After about two weeks, life returned to normal. No more string, knots and eye chart as Dominic’s left eyeball did not turn in at all! It works. The string and knots exercises are very, very useful. It helps the two eyes to coordinate such that you learn to use both eyes to locate the target (the knots). When you use both eyes to see, the eyeball will not turn in any more.

I ask Dominic to do the eye chart once in a while (every two months) just to check his eyesight. He has now achieved the 20/20 (100%) vision. We are working towards 16/20 (120%).

It sounds magical, but it is not. We, Dominic and I, have put in much effort in it. You and your kid must work together, and be a good team.
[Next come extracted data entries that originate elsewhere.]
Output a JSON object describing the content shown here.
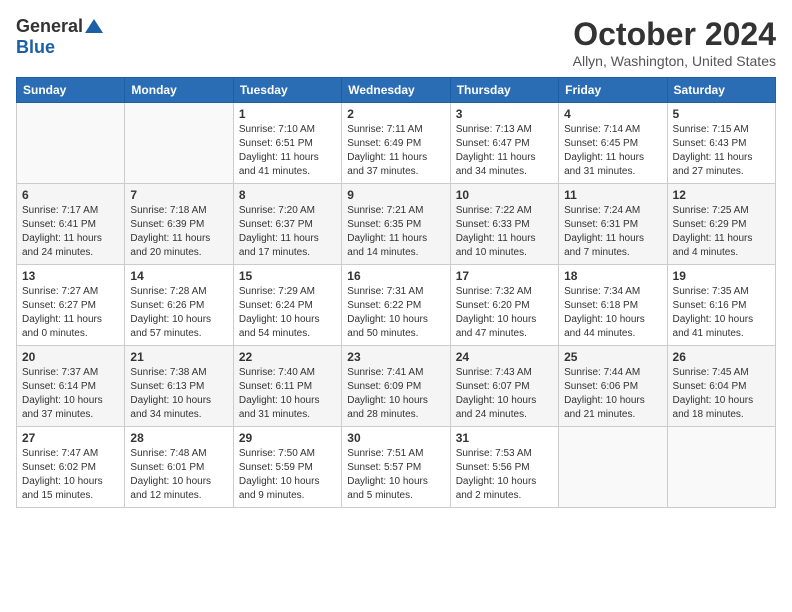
{
  "logo": {
    "general": "General",
    "blue": "Blue"
  },
  "title": "October 2024",
  "location": "Allyn, Washington, United States",
  "weekdays": [
    "Sunday",
    "Monday",
    "Tuesday",
    "Wednesday",
    "Thursday",
    "Friday",
    "Saturday"
  ],
  "weeks": [
    [
      {
        "day": "",
        "sunrise": "",
        "sunset": "",
        "daylight": ""
      },
      {
        "day": "",
        "sunrise": "",
        "sunset": "",
        "daylight": ""
      },
      {
        "day": "1",
        "sunrise": "Sunrise: 7:10 AM",
        "sunset": "Sunset: 6:51 PM",
        "daylight": "Daylight: 11 hours and 41 minutes."
      },
      {
        "day": "2",
        "sunrise": "Sunrise: 7:11 AM",
        "sunset": "Sunset: 6:49 PM",
        "daylight": "Daylight: 11 hours and 37 minutes."
      },
      {
        "day": "3",
        "sunrise": "Sunrise: 7:13 AM",
        "sunset": "Sunset: 6:47 PM",
        "daylight": "Daylight: 11 hours and 34 minutes."
      },
      {
        "day": "4",
        "sunrise": "Sunrise: 7:14 AM",
        "sunset": "Sunset: 6:45 PM",
        "daylight": "Daylight: 11 hours and 31 minutes."
      },
      {
        "day": "5",
        "sunrise": "Sunrise: 7:15 AM",
        "sunset": "Sunset: 6:43 PM",
        "daylight": "Daylight: 11 hours and 27 minutes."
      }
    ],
    [
      {
        "day": "6",
        "sunrise": "Sunrise: 7:17 AM",
        "sunset": "Sunset: 6:41 PM",
        "daylight": "Daylight: 11 hours and 24 minutes."
      },
      {
        "day": "7",
        "sunrise": "Sunrise: 7:18 AM",
        "sunset": "Sunset: 6:39 PM",
        "daylight": "Daylight: 11 hours and 20 minutes."
      },
      {
        "day": "8",
        "sunrise": "Sunrise: 7:20 AM",
        "sunset": "Sunset: 6:37 PM",
        "daylight": "Daylight: 11 hours and 17 minutes."
      },
      {
        "day": "9",
        "sunrise": "Sunrise: 7:21 AM",
        "sunset": "Sunset: 6:35 PM",
        "daylight": "Daylight: 11 hours and 14 minutes."
      },
      {
        "day": "10",
        "sunrise": "Sunrise: 7:22 AM",
        "sunset": "Sunset: 6:33 PM",
        "daylight": "Daylight: 11 hours and 10 minutes."
      },
      {
        "day": "11",
        "sunrise": "Sunrise: 7:24 AM",
        "sunset": "Sunset: 6:31 PM",
        "daylight": "Daylight: 11 hours and 7 minutes."
      },
      {
        "day": "12",
        "sunrise": "Sunrise: 7:25 AM",
        "sunset": "Sunset: 6:29 PM",
        "daylight": "Daylight: 11 hours and 4 minutes."
      }
    ],
    [
      {
        "day": "13",
        "sunrise": "Sunrise: 7:27 AM",
        "sunset": "Sunset: 6:27 PM",
        "daylight": "Daylight: 11 hours and 0 minutes."
      },
      {
        "day": "14",
        "sunrise": "Sunrise: 7:28 AM",
        "sunset": "Sunset: 6:26 PM",
        "daylight": "Daylight: 10 hours and 57 minutes."
      },
      {
        "day": "15",
        "sunrise": "Sunrise: 7:29 AM",
        "sunset": "Sunset: 6:24 PM",
        "daylight": "Daylight: 10 hours and 54 minutes."
      },
      {
        "day": "16",
        "sunrise": "Sunrise: 7:31 AM",
        "sunset": "Sunset: 6:22 PM",
        "daylight": "Daylight: 10 hours and 50 minutes."
      },
      {
        "day": "17",
        "sunrise": "Sunrise: 7:32 AM",
        "sunset": "Sunset: 6:20 PM",
        "daylight": "Daylight: 10 hours and 47 minutes."
      },
      {
        "day": "18",
        "sunrise": "Sunrise: 7:34 AM",
        "sunset": "Sunset: 6:18 PM",
        "daylight": "Daylight: 10 hours and 44 minutes."
      },
      {
        "day": "19",
        "sunrise": "Sunrise: 7:35 AM",
        "sunset": "Sunset: 6:16 PM",
        "daylight": "Daylight: 10 hours and 41 minutes."
      }
    ],
    [
      {
        "day": "20",
        "sunrise": "Sunrise: 7:37 AM",
        "sunset": "Sunset: 6:14 PM",
        "daylight": "Daylight: 10 hours and 37 minutes."
      },
      {
        "day": "21",
        "sunrise": "Sunrise: 7:38 AM",
        "sunset": "Sunset: 6:13 PM",
        "daylight": "Daylight: 10 hours and 34 minutes."
      },
      {
        "day": "22",
        "sunrise": "Sunrise: 7:40 AM",
        "sunset": "Sunset: 6:11 PM",
        "daylight": "Daylight: 10 hours and 31 minutes."
      },
      {
        "day": "23",
        "sunrise": "Sunrise: 7:41 AM",
        "sunset": "Sunset: 6:09 PM",
        "daylight": "Daylight: 10 hours and 28 minutes."
      },
      {
        "day": "24",
        "sunrise": "Sunrise: 7:43 AM",
        "sunset": "Sunset: 6:07 PM",
        "daylight": "Daylight: 10 hours and 24 minutes."
      },
      {
        "day": "25",
        "sunrise": "Sunrise: 7:44 AM",
        "sunset": "Sunset: 6:06 PM",
        "daylight": "Daylight: 10 hours and 21 minutes."
      },
      {
        "day": "26",
        "sunrise": "Sunrise: 7:45 AM",
        "sunset": "Sunset: 6:04 PM",
        "daylight": "Daylight: 10 hours and 18 minutes."
      }
    ],
    [
      {
        "day": "27",
        "sunrise": "Sunrise: 7:47 AM",
        "sunset": "Sunset: 6:02 PM",
        "daylight": "Daylight: 10 hours and 15 minutes."
      },
      {
        "day": "28",
        "sunrise": "Sunrise: 7:48 AM",
        "sunset": "Sunset: 6:01 PM",
        "daylight": "Daylight: 10 hours and 12 minutes."
      },
      {
        "day": "29",
        "sunrise": "Sunrise: 7:50 AM",
        "sunset": "Sunset: 5:59 PM",
        "daylight": "Daylight: 10 hours and 9 minutes."
      },
      {
        "day": "30",
        "sunrise": "Sunrise: 7:51 AM",
        "sunset": "Sunset: 5:57 PM",
        "daylight": "Daylight: 10 hours and 5 minutes."
      },
      {
        "day": "31",
        "sunrise": "Sunrise: 7:53 AM",
        "sunset": "Sunset: 5:56 PM",
        "daylight": "Daylight: 10 hours and 2 minutes."
      },
      {
        "day": "",
        "sunrise": "",
        "sunset": "",
        "daylight": ""
      },
      {
        "day": "",
        "sunrise": "",
        "sunset": "",
        "daylight": ""
      }
    ]
  ]
}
But first and foremost, you must have faith in it before magic can turn into reality!

(By Teresa Ho,
21 May 2007)

Comments by Leo Angart

Dominic was working very hard and as a result he also achieved his outcome quickly. Apart from being far sighted, Dominic alsol had Strabismus, where one of his eyes turned in towards the nose.

Until very resently doctors believd that high degree of far sight, hyperopia, was a contributing factor to the development fo Strabismus. Recently it has become clear that there is no relationship between hyperopia and strabismus.

Dominic was probably perscribed the strong plus lenses because of that belief. Just wearing glasses do not do anything for the Strabismus. Glasses are passive and corrective only. What Dominic and his mom did with the string with knots on was to be active about training his eye coordination and develop the appropriate automatic sub-conscious refleces that produce normal eyesight.

Further more recent studies show that if you put plus lenses on young children you essetially doom them to be far sighted for life. Fortunately, Dominic still had enough focusing power to overcome the damage the longe wear of plus lenses had caused. His mom was quite schocked when she realized that he could see clearly less than a meter out. Confuingly they had to do the near sighted exercise to repair the damge.

Dominic is a wonderful example of what active Vision training can do. He now has Magic eyes.

The position of the eyes is controlled by the brain not the eyes. Therefore, the sulotion is training the way the brain control the eye.